Drones are generating buzz, but drone journalism in the USA remains grounded – at least for now.

“It is a really weird and shifting landscape, especially for media organizations,” says Matt Waite, founder of the Drone Journalism Lab at the University of Nebraska-Lincoln’s College of Journalism and Mass Communications. He founded the lab in November 2011.

The Federal Aviation Administration currently prohibits the use of small, unmanned aerial vehicles for commercial purposes, including journalism. However, Congress ordered the FAA to safely integrate civil unmanned aircraft into the national airspace by September 2015.

“We all want clear, easy-to-understand and easy-to-comply-with rules of the road,” Waite says.

In March, an administrative law judge with the National Transportation Safety Board dismissed the FAA’s $10,000 fine against an entrepreneur who used a drone to shoot promotional video. The judge said the FAA did not have an enforceable rule. The FAA appealed the decision to the full safety board. The agency has said it aims to issue rules by the end of the year.

A group of leading news organizations filed a brief with the NTSB on Tuesday in support of the entrepreneur. The FAA’s ban violates the First Amendment’snewsgathering protection, they say.

Drone Journalism Lab
Professor Matt Waite shows a Parrot AR Drone.
Photo credit: Drone Journalism Lab

As drone journalism waits in the wings, Waite gives a rundown of what it is.

On drone journalism: “It is using small, unmanned aerial vehicles to gather photo, video or data as an act of journalism,” Waite says. “They are able to get in the air quickly at a very low cost and get a perspective on a news event that would really greatly enhance people’s understanding of how big or how serious a situation is. Getting even a few hundred feet in the air would be extraordinarily advantageous in the aftermath of a tornado.”

On the size of a drone: The FAA is working on regulations for small systems, which they define as 55 pounds or less, Waite says. “Fifty-five pounds is enormous compared to the types most folks are experimenting with for journalism, filmmaking and commercial photography. We’re talking more in the realm of maybe 3 to 10 pounds.”

On the power source of a drone: The vast majority of them are battery-powered, but there are gas-powered models, Waite says. “They are a big leap up in complexity and cost — and I know of no one using them — but they do exist. The batteries are anywhere from the size of a king-sized candy bar to the size of a brick on a house.”

On the cost of a drone: “Not to sound like a used car salesman, but I can find a drone that fits your budget,” Waite says. “There are little toy models with relatively decent cameras that you can get for as little as $80. A lot of people are fascinated with a $300 device with a high-def camera that you can fly with your iPhone or Android device. I’ve seen $60,000 and $100,000 devices.”

On getting a drone: “You got a credit card and the Internet?” Waite asks. “Any number of companies can sell this to you.”

But Waite cautions that the FAA has banned the commercial use of drones. “The FAA says it has regulatory control,” he adds.

On using a drone: There are two groups who can use drones — hobbyists and the government, Waite says.
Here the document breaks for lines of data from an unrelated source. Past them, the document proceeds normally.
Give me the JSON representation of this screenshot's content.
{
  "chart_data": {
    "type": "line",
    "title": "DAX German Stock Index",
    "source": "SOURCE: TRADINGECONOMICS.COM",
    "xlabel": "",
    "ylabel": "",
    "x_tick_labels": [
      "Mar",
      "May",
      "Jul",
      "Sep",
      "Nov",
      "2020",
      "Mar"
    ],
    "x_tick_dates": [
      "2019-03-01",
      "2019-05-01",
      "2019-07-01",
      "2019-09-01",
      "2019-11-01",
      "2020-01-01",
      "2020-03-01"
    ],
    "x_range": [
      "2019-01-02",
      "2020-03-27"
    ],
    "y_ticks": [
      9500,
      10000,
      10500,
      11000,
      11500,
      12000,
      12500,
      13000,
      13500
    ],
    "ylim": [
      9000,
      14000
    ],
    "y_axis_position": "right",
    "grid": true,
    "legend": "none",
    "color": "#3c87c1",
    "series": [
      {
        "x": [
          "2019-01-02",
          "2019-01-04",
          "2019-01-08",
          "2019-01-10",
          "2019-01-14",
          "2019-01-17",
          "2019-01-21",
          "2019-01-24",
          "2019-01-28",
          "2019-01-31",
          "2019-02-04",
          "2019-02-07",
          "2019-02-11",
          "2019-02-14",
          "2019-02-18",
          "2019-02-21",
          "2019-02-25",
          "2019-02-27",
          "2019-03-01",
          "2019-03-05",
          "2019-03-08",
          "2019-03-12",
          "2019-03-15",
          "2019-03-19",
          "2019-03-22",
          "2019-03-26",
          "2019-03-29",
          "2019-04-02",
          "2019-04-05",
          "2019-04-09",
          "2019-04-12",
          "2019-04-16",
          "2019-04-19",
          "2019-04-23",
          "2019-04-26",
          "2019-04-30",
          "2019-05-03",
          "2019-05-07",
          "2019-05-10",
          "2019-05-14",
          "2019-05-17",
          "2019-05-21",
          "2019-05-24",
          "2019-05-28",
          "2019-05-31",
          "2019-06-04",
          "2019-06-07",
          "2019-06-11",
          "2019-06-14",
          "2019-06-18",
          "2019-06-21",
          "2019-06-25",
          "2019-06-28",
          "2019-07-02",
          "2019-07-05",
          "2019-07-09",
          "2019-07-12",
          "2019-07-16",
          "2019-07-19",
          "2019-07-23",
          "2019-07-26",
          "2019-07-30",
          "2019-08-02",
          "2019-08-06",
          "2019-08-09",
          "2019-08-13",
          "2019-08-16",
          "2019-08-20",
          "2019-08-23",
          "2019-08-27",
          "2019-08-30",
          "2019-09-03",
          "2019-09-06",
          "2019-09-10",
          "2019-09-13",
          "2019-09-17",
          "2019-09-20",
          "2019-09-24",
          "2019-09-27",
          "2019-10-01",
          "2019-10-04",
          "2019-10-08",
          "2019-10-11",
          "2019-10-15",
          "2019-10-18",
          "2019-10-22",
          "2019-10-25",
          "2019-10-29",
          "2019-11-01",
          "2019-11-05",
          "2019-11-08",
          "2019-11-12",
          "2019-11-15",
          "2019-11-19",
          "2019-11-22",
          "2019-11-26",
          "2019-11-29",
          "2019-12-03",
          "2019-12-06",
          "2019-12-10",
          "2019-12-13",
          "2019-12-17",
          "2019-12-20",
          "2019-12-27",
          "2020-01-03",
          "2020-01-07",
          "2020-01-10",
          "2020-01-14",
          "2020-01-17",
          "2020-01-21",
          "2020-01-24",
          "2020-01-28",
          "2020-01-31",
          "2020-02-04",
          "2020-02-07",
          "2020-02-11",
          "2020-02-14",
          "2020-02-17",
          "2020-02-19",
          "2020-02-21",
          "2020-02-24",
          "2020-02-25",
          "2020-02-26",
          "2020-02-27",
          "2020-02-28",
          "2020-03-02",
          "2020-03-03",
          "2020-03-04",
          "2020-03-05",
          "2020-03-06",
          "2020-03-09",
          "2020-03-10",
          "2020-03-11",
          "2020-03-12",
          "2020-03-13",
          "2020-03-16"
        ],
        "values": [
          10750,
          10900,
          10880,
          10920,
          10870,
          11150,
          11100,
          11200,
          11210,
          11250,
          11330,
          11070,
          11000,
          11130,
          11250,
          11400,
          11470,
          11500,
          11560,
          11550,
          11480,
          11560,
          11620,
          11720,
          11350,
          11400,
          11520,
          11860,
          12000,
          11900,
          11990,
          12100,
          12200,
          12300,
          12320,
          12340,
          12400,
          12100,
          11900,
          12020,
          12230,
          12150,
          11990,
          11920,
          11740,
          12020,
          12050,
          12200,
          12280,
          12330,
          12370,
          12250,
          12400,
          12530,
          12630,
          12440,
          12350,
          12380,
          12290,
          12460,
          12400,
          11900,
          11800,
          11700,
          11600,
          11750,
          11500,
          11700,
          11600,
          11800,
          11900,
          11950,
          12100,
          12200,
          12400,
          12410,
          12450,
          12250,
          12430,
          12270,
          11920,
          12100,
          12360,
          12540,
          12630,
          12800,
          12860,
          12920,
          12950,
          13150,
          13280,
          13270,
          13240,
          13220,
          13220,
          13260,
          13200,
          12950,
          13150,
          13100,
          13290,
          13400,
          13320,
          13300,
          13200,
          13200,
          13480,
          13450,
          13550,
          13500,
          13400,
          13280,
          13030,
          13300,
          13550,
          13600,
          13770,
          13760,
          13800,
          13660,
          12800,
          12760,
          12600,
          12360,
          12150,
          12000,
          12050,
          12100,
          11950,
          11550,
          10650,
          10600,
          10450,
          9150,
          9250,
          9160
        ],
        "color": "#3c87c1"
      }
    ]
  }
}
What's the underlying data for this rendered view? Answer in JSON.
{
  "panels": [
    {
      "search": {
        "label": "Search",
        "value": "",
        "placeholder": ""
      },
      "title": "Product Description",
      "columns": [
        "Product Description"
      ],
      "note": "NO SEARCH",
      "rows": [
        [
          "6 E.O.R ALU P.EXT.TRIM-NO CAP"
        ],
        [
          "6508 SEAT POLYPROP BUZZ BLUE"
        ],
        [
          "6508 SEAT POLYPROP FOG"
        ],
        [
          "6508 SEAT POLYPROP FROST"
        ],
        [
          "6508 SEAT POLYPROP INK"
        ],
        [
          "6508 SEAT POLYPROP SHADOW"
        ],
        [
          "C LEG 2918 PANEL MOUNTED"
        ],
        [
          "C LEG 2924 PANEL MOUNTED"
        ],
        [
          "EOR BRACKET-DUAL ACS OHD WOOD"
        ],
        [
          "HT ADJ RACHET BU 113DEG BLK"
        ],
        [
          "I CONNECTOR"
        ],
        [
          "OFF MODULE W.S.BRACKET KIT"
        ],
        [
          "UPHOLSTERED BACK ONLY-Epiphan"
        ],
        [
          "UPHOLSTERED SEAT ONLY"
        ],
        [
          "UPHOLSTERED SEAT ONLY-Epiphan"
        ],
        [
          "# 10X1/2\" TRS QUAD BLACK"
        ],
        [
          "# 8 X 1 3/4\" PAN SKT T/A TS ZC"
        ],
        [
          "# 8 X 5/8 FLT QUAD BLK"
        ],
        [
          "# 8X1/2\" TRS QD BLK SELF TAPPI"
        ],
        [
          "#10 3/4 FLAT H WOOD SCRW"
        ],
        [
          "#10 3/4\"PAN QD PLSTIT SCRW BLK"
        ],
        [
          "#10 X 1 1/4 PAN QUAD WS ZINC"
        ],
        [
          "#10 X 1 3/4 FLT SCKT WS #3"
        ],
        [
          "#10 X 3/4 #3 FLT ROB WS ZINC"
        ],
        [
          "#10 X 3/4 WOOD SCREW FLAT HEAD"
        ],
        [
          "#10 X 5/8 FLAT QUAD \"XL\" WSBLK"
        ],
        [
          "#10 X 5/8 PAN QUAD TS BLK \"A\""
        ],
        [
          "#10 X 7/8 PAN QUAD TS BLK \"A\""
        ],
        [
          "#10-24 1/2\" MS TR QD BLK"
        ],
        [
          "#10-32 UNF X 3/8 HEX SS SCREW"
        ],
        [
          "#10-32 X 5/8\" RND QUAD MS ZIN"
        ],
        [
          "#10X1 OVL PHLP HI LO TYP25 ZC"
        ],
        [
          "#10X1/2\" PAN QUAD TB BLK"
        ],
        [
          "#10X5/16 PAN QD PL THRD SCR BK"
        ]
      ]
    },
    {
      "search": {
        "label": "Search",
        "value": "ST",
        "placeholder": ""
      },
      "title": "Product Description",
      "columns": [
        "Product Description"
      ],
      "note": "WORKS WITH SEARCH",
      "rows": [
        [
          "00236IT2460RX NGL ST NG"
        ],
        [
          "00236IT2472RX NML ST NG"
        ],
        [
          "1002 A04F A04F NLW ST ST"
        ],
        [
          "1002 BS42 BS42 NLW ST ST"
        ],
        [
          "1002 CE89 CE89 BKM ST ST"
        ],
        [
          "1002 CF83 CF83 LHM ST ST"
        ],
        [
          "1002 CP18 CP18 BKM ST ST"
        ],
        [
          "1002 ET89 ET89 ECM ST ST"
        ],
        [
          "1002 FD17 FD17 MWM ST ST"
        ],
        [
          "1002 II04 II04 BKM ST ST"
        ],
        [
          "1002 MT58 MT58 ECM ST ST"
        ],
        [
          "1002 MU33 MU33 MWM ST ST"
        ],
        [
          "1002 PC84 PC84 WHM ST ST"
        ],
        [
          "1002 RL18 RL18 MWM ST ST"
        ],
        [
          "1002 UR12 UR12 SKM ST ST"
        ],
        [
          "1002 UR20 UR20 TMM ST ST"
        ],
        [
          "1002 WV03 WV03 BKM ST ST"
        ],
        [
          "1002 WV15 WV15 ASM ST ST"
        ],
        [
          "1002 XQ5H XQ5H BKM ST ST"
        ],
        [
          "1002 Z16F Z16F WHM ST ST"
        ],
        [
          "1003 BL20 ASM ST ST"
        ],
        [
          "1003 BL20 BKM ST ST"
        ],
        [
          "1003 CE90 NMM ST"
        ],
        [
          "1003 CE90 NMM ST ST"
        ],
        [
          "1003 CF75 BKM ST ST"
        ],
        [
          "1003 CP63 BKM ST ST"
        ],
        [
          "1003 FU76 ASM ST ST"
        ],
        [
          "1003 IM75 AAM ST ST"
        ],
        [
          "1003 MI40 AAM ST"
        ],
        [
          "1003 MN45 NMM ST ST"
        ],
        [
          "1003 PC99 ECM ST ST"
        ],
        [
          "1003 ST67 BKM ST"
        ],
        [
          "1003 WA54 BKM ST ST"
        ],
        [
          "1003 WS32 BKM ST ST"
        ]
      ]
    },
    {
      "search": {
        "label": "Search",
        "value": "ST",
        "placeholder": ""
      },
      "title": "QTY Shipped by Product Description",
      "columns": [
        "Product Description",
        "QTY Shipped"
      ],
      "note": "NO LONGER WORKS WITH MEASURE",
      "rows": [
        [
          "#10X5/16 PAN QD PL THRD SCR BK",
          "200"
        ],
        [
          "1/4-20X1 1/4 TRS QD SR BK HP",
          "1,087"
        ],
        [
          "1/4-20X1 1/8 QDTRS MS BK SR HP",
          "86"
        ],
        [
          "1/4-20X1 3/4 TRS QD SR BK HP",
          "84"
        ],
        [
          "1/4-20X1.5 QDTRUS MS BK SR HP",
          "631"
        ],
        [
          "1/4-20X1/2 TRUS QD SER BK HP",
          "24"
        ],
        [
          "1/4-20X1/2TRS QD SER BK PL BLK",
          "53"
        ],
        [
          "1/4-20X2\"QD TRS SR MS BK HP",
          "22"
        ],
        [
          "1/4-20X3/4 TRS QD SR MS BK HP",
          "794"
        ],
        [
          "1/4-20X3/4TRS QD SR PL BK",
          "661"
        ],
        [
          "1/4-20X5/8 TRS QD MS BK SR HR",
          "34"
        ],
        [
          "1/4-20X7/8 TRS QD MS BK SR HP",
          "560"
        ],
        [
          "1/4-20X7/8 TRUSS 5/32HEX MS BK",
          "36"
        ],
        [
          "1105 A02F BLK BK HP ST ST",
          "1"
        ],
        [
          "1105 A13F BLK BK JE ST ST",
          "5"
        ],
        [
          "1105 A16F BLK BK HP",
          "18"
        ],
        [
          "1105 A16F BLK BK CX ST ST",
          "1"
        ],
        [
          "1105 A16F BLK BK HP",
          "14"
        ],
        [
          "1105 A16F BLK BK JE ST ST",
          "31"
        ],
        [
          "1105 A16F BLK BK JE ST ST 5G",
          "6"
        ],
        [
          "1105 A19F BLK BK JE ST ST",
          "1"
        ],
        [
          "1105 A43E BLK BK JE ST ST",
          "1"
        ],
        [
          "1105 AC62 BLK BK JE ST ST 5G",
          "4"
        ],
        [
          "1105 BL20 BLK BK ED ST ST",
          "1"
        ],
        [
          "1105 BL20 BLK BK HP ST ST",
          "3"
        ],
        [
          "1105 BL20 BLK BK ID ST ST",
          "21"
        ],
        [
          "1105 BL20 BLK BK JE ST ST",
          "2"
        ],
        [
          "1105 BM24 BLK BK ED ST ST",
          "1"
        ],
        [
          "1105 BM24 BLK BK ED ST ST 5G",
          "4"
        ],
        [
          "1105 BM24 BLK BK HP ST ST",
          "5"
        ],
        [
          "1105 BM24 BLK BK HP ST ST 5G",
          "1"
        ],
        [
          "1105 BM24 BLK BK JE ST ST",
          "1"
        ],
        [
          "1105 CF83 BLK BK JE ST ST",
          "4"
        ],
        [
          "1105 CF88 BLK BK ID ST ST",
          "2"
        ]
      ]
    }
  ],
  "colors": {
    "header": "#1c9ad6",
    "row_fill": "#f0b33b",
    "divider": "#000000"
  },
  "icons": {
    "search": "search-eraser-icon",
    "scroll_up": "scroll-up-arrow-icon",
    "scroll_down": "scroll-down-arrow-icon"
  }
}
Hobbyists can use them for fun but have to follow rules, he says.

“Government agencies – anyone from a dog catcher to customs and border patrol — can apply for a certificate of authorization,” Waite says. “It will allow a government entity to fly at a specific location for about a two-year period within a certain altitude, depending on where you are. Those permits are not easy to get.”

On the state of drone journalism: Some news organizations are very interested, but there is potential for problems, Waite says. “There are legal hassles. There are no rules in place right now to govern safety. There is no insurance requirement.”

On the future of drone journalism: The FAA is moving very slowly, Waite says. “The soonest that you’re going to see limited commercial use being possible without the FAA coming after you is November 2015. It’s probably more reasonable to assume early 2016.

“Once that happens, you’re going to see an industry appear overnight,” Waite says. “There are just hundreds and hundreds of applications of this that will suddenly be possible and journalism will be one.”

On drone journalism resources: There is the Drone Journalism Lab blog, and there is the Professional Society of Drone Journalists, Waite says.

He adds, “I just want to caution anybody interested in this that they really need to be aware of what the law is and what their state legislature is doing.”